Setting up a website and asking Labour members and supporters to sign a petition against the government’s proposals may raise awareness of the scale of destruction in preparation.
But for a candidate who is not a regular contributor to our paper’s columns something a little more profound might have been expected.
Opposing Tory plans and pledging to repeal any such laws that the government succeeds in driving through Parliament is not exactly a unique selling point.
Andy Burnham, Jeremy Corbyn and Liz Kendall have all delivered the same pledge. It doesn’t cry out as a pressing reason to back one candidate or another.
For someone who was a minister for all but two years of Labour’s 1997-2010 period in office, she ought perhaps to have explained why the government rejected concerted trade union demands to repeal anti-trade union legislation enacted by the Tory governments of Margaret Thatcher and John Major.

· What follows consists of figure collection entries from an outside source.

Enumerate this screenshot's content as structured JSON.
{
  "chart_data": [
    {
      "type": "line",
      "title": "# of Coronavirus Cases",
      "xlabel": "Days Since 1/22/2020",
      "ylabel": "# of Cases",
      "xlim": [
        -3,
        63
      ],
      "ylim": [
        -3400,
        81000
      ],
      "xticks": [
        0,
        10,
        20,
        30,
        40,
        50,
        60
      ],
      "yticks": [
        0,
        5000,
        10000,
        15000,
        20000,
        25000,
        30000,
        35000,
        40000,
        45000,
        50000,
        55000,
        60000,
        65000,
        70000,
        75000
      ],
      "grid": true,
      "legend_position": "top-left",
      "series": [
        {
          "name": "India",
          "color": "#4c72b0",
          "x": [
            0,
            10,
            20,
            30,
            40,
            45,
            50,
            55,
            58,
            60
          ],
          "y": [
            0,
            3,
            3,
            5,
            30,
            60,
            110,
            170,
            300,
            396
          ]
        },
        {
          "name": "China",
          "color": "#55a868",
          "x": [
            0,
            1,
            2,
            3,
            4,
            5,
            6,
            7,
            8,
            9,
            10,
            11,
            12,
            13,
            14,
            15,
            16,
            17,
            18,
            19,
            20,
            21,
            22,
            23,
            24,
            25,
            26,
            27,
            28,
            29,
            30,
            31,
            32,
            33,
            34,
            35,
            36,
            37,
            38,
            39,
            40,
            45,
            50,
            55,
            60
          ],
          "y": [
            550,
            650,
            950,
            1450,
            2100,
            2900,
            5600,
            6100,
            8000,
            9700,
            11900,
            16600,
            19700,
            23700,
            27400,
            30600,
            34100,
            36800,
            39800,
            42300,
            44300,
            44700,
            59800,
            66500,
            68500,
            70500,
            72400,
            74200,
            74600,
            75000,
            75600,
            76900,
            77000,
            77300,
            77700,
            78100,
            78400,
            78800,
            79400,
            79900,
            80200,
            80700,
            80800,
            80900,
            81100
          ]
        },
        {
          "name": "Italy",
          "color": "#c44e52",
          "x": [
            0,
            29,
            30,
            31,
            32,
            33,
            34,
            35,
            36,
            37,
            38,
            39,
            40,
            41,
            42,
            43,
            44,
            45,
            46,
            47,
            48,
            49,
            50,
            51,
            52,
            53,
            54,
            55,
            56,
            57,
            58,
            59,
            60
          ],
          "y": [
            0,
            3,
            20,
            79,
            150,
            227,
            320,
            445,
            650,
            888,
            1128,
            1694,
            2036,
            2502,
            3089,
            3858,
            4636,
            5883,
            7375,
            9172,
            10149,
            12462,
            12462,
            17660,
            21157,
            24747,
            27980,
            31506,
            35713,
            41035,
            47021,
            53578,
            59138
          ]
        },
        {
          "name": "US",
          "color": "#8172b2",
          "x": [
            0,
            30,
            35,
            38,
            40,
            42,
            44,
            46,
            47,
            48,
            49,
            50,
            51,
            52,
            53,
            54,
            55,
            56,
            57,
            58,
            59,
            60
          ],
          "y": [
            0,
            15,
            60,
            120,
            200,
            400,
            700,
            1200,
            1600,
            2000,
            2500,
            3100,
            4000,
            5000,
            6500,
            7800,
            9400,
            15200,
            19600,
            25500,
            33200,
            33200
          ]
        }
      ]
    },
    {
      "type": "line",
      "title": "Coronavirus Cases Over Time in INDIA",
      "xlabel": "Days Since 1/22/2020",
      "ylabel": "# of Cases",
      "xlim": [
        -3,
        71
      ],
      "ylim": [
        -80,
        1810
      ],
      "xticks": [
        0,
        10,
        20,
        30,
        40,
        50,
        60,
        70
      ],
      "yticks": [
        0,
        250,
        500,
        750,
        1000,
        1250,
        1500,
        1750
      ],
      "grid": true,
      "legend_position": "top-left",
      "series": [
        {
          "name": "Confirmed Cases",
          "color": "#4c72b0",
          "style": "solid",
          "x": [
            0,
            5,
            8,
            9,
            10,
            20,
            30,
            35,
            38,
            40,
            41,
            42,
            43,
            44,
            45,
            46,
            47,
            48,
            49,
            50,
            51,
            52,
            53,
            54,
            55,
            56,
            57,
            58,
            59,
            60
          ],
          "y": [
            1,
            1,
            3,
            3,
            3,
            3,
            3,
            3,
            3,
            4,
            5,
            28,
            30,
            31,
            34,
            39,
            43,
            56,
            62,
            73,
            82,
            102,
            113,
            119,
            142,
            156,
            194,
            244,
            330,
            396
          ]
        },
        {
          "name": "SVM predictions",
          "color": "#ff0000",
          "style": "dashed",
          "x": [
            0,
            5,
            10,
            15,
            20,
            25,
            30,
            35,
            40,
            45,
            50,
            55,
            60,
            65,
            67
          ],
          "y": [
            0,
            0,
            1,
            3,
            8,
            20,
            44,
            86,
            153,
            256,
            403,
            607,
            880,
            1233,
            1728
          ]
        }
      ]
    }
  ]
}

Cooper’s accusation that the Tories’ proposed anti-union law “seeks to pit workers against employers and will make it harder for successful conclusions to be reached when there are disputes” is difficult to credit.
The legislation doesn’t arise out of a vacuum. Anti-union laws are demanded and welcomed by bosses because they skew the balance of bargaining power against workers and their unions.
Cooper has lashed out justifiably at sexist media coverage of her leadership campaign and that of Liz Kendall.
She has made the point that having a woman as Labour prime minister is long overdue, which is true, but there have to be more reasons than gender alone to justify a vote for her.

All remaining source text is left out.